Time Period3 Months [change]
DirectionMoves Against 
StrengthVery Weak
Accuracy100.0%
ValuesDaily Returns

Adocia  vs.  Kalray SA

 Performance 
       Timeline  
Adocia 

Risk-Adjusted Performance

2 of 100

 
Weak
 
Strong
Weak
Compared to the overall equity markets, risk-adjusted returns on investments in Adocia are ranked lower than 2 (%) of all global equities and portfolios over the last 90 days. Despite somewhat weak basic indicators, Adocia may actually be approaching a critical reversion point that can send shares even higher in January 2025.
Kalray SA 

Risk-Adjusted Performance

0 of 100

 
Weak
 
Strong
Very Weak
Over the last 90 days Kalray SA has generated negative risk-adjusted returns adding no value to investors with long positions. Even with weak performance in the last few months, the Stock's basic indicators remain relatively invariable which may send shares a bit higher in January 2025. The latest agitation may also be a sign of long-running up-swing for the enterprise retail investors.
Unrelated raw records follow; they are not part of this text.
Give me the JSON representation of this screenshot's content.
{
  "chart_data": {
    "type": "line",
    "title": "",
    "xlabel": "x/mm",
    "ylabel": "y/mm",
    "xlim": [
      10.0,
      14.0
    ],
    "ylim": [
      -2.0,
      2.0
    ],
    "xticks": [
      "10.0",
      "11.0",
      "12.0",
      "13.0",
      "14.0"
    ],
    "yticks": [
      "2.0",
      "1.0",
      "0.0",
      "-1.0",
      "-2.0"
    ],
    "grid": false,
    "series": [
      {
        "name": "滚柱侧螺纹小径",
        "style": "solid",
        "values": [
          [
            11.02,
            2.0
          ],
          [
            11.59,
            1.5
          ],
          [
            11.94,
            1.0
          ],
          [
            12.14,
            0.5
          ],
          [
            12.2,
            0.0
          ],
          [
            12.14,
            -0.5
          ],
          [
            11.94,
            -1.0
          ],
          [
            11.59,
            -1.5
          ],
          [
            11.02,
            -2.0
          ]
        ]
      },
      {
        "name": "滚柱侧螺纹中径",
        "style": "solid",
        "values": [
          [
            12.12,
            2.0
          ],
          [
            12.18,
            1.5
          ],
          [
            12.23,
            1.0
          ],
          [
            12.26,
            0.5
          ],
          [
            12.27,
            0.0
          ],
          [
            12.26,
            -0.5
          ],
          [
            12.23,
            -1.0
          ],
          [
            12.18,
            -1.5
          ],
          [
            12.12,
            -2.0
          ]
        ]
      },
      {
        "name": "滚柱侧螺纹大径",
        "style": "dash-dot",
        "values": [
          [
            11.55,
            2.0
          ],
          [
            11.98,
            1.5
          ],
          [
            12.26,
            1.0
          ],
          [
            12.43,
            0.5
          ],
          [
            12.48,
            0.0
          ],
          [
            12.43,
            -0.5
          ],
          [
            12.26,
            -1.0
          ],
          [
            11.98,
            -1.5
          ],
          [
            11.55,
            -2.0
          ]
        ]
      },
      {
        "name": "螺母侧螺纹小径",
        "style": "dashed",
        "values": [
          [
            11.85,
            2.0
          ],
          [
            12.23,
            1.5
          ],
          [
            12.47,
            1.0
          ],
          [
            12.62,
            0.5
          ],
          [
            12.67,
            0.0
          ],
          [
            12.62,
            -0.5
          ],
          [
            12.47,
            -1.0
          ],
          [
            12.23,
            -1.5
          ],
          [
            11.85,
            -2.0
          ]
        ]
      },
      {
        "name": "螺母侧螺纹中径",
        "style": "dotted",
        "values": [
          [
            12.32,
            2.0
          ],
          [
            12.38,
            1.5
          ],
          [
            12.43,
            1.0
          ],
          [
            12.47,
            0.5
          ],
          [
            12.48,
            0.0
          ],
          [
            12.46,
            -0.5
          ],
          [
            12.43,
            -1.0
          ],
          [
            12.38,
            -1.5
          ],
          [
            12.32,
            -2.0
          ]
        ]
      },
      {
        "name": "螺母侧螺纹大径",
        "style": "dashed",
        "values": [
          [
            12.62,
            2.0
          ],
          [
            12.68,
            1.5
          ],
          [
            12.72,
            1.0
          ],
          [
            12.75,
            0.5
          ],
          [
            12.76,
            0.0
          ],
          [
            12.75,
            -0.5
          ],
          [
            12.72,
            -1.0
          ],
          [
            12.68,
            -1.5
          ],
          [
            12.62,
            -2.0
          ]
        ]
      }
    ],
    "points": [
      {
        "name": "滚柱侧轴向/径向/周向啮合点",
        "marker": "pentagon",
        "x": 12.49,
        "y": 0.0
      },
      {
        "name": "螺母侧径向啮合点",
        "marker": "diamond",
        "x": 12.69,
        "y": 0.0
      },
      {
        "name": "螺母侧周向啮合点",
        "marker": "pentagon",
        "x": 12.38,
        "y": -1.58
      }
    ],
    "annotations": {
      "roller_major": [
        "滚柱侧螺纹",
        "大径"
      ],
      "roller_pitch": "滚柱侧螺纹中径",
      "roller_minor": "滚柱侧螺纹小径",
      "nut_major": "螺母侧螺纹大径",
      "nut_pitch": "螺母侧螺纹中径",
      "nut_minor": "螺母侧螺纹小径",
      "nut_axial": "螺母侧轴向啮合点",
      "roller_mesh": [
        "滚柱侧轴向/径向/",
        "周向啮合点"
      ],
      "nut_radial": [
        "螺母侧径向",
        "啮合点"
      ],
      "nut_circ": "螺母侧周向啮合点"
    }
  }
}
Adocia and Kalray SA Volatility Contrast

   Predicted Return Density   
       Returns  

Pair Trading with Adocia and Kalray SA

The main advantage of trading using opposite Adocia and Kalray SA positions is that it hedges away some unsystematic risk. Because of two separate transactions, even if Adocia position performs unexpectedly, Kalray SA can make up some of the losses. Pair trading also minimizes risk from directional movements in the market. For example, if an entire industry or sector drops because of unexpected headlines, the short position in Kalray SA will offset losses from the drop in Kalray SA's long position.
The idea behind Adocia and Kalray SA pairs trading is to make the combined position market-neutral, meaning the overall market's direction will not affect its win or loss (or potential downside or upside). This can be achieved by designing a pairs trade with two highly correlated stocks or equities that operate in a similar space or sector, making it possible to obtain profits through simple and relatively low-risk investment.
Check out your portfolio center.
Note that this page's information should be used as a complementary analysis to find the right mix of equity instruments to add to your existing portfolios or create a brand new portfolio. You can also try the Portfolio File Import module to quickly import all of your third-party portfolios from your local drive in csv format.